Nella guida si legge che non esiste alcun provvedimento del Garante che imponga di tenere segreti i voti dei compiti in classe e delle interrogazioni, gli esiti degli scrutini o degli esami di Stato, perché le informazioni sul rendimento scolastico sono soggette a un regime di trasparenza. Il regime attuale relativo alla conoscibilità dei risultati degli esami di maturità è stabilito dal Ministero dell’istruzione. Per il principio di trasparenza a garanzia di ciascuno, i voti degli scrutini e degli esami devono essere pubblicati nell’albo degli istituti.
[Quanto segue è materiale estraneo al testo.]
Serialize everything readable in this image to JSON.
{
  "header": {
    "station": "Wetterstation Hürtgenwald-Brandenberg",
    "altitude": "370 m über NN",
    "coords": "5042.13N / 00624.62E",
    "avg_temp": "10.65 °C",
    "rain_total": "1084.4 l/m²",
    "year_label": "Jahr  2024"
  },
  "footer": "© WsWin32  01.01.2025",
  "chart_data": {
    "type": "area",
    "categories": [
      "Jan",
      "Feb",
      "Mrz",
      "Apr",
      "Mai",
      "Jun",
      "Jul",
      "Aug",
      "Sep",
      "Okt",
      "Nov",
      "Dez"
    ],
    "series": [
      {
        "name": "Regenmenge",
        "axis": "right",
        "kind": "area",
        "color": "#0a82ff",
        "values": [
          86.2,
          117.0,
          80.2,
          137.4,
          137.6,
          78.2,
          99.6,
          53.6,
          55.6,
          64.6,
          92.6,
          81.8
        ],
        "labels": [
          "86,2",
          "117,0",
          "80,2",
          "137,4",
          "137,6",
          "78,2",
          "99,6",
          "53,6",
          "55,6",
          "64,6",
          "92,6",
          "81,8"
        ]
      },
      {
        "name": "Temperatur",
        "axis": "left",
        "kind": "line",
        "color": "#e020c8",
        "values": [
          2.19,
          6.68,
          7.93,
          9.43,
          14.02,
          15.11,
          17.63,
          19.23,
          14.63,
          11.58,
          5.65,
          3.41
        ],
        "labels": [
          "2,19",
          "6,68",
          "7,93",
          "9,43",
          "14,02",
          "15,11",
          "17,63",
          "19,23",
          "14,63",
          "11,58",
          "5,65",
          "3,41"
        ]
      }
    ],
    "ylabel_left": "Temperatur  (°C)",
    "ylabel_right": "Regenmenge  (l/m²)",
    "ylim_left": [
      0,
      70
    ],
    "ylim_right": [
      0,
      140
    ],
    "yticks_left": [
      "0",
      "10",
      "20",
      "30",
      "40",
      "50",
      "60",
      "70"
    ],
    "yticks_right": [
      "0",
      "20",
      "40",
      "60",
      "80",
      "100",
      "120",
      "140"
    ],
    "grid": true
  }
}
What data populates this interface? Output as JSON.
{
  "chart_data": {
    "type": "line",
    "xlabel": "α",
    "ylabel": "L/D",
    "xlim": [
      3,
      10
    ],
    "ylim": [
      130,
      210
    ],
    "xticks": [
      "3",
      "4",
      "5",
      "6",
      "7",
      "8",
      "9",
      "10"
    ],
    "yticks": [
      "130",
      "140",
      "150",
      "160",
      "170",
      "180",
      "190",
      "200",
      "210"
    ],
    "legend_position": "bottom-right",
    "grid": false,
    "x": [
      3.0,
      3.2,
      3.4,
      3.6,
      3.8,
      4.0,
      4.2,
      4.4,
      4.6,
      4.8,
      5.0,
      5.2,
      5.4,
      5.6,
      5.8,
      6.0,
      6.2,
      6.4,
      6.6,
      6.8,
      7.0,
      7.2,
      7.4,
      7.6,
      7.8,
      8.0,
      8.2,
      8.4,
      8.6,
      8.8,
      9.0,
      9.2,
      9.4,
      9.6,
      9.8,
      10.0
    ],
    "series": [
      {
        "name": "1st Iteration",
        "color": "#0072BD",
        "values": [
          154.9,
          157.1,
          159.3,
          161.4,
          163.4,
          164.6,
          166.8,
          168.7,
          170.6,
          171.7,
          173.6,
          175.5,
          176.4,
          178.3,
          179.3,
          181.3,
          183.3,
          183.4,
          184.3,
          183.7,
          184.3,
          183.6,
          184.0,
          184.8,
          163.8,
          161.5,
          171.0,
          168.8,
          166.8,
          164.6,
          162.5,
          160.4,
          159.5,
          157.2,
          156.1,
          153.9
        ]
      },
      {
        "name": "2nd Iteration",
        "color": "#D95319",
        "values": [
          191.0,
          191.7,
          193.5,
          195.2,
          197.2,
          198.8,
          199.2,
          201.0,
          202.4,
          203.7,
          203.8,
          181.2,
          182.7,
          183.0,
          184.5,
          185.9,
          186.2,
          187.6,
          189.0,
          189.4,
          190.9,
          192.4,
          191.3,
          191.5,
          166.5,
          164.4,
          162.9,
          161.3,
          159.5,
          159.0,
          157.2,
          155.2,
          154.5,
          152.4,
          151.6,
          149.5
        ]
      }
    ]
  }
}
È necessario prestare attenzione, però, a non fornire – anche indirettamente – informazioni sulle condizioni di salute degli studenti, o altri dati personali non pertinenti. Ad esempio, il riferimento alle “prove differenziate” sostenute dagli studenti portatori di handicap non va inserito nei tabelloni affissi all’albo dell’istituto, ma deve essere indicato solamente nell’attestazione da rilasciare allo studente.